Located along the busy streets of Shenton Way, the Singapore Conference Hall is both a national monument and the modern-day home of the Singapore Chinese Orchestra (SCO).
Historically known as the Singapore Conference Hall and Trade Building, the Singapore Conference Hall has been standing since Singapore first gained her independence, with construction of the building finishing in 1965.
Walking the halls of history
Step into the Singapore Conference Hall today, and you’ll hear the strains of erhu (two-stringed musical instrument) and the dulcet notes of the guqin (seven-stringed Chinese instrument). But from 1965 to 2001, the building was the headquarters of Singapore’s National Trades Union Congress.
Gazetted as a national monument in 2010, this historical landmark was the first modern building on Shenton Way, with bricks and foundations laid by Singapore’s samsui women (female pioneers from Sanshui district China, known for their iconic red headscarves).
The building is emblematic of Singapore’s urban architecture in the 1960s, with cantilevered roofs and terraces to provide reprieve from the tropical heat.
Over the decades, the Singapore Conference Hall has been the site of many significant events, including National Day Rally speeches, the launch of the Speak Mandarin Campaign, and the 1969 state banquet to celebrate 150th anniversary of the founding of modern Singapore.

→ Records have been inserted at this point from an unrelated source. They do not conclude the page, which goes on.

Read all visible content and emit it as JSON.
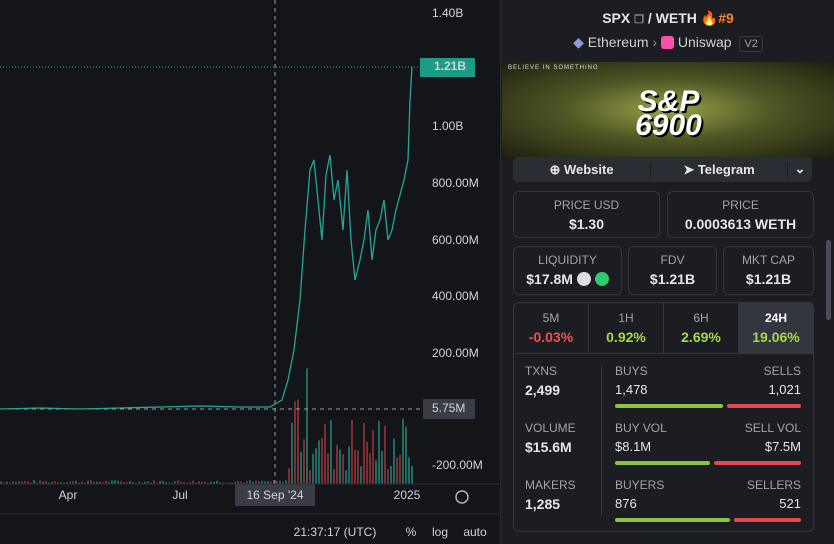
{
  "chart": {
    "price_axis": [
      "1.40B",
      "1.21B",
      "1.00B",
      "800.00M",
      "600.00M",
      "400.00M",
      "200.00M",
      "5.75M",
      "-200.00M"
    ],
    "time_axis": [
      "Apr",
      "Jul",
      "16 Sep '24",
      "2025"
    ],
    "footer": {
      "time": "21:37:17 (UTC)",
      "options": [
        "%",
        "log",
        "auto"
      ]
    }
  },
  "pair": {
    "base": "SPX",
    "separator": "/",
    "quote": "WETH",
    "rank": "#9",
    "chain": "Ethereum",
    "dex": "Uniswap",
    "version": "V2"
  },
  "banner": {
    "tagline": "BELIEVE IN SOMETHING",
    "logo_top": "S&P",
    "logo_bottom": "6900"
  },
  "links": [
    "Website",
    "Telegram"
  ],
  "prices": [
    {
      "label": "PRICE USD",
      "value": "$1.30"
    },
    {
      "label": "PRICE",
      "value": "0.0003613 WETH"
    }
  ],
  "stats": [
    {
      "label": "LIQUIDITY",
      "value": "$17.8M"
    },
    {
      "label": "FDV",
      "value": "$1.21B"
    },
    {
      "label": "MKT CAP",
      "value": "$1.21B"
    }
  ],
  "timeframes": [
    {
      "label": "5M",
      "change": "-0.03%"
    },
    {
      "label": "1H",
      "change": "0.92%"
    },
    {
      "label": "6H",
      "change": "2.69%"
    },
    {
      "label": "24H",
      "change": "19.06%"
    }
  ],
  "activity": [
    {
      "total": {
        "label": "TXNS",
        "value": "2,499"
      },
      "buy": {
        "label": "BUYS",
        "value": "1,478"
      },
      "sell": {
        "label": "SELLS",
        "value": "1,021"
      }
    },
    {
      "total": {
        "label": "VOLUME",
        "value": "$15.6M"
      },
      "buy": {
        "label": "BUY VOL",
        "value": "$8.1M"
      },
      "sell": {
        "label": "SELL VOL",
        "value": "$7.5M"
      }
    },
    {
      "total": {
        "label": "MAKERS",
        "value": "1,285"
      },
      "buy": {
        "label": "BUYERS",
        "value": "876"
      },
      "sell": {
        "label": "SELLERS",
        "value": "521"
      }
    }
  ]
}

A modern home to musicians
Singapore’s National Trades Union Congress moved out of the building in 2001, and it was reopened as the Singapore Conference Hall following a $14.7 million-dollar renovation.
The most recent renovation of the building concluded in 2017, and saw improvements to its concert hall acoustics, internal accessibility and external landscaping.

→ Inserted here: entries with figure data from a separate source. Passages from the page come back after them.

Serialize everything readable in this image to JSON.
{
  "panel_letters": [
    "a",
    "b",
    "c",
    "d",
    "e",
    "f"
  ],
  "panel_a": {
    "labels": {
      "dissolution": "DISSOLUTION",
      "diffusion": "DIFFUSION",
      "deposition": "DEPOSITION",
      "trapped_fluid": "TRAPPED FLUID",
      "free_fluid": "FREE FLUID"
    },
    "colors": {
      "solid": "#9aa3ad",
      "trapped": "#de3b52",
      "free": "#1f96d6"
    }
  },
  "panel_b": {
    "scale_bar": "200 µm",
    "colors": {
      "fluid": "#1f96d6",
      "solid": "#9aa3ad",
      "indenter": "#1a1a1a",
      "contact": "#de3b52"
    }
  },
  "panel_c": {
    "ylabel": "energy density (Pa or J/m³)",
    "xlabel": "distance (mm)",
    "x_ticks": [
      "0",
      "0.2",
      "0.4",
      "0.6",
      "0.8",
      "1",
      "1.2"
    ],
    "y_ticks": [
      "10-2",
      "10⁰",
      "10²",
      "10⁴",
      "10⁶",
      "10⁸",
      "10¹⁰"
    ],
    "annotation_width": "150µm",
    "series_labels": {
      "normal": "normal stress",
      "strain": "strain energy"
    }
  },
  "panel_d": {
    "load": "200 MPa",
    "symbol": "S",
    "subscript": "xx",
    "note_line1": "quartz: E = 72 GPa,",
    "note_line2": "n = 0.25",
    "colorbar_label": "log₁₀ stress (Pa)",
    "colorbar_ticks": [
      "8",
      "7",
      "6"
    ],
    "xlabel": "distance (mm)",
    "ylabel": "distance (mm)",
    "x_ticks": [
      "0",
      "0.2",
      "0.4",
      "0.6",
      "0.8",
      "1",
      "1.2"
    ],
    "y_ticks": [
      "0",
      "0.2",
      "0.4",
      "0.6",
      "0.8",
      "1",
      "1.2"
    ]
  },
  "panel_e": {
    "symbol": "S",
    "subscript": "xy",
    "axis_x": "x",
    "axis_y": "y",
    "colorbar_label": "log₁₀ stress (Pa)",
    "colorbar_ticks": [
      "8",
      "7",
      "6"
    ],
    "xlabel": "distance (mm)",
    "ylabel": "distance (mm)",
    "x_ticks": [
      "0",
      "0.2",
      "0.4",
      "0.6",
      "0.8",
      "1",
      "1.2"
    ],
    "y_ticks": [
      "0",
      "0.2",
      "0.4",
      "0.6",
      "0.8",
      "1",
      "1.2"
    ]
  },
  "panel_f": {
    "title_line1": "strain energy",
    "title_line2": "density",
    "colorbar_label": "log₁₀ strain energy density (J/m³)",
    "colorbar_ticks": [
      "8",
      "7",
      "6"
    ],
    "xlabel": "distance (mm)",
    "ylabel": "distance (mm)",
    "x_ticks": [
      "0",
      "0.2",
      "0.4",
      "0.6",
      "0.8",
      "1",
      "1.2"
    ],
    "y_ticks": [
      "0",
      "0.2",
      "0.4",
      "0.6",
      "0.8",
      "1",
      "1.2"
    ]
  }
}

The building’s auditorium—where leaders of our nation’s industry and labour force once gathered—is now an 834-seat concert hall, and home to the talented maestros of the SCO.
Instead of discussions about wages and conditions of work, visitors to the hall will hear the plaintive notes of the huqin (bowed spiked fiddle), the haunting trill of the dizi (bamboo flute) and harmonies that hearken back hundreds of years.
Take a seat on any given night, and you can expect to be serenaded with tunes from Yunnan, recitals that evoke the beauty of mountainous landscapes, and vocal performances that pay homage to the folk music of the Song Dynasty.
See and Do
Mother’s Day Concert
Filial piety is a crucial part of Chinese culture, and this annual concert by the SCO is bound to be a heart-warming experience for visiting families.
Rhapsodies of Spring
Usher in the Chinese New Year at this annual event, with a range of traditional festive music, modern-day medleys and even popular Chinese pop tunes.
Young Children’s Concert
Inspire your little ones at this annual crowd favourite, which delves into the intricacies of Chinese music and traditional instruments.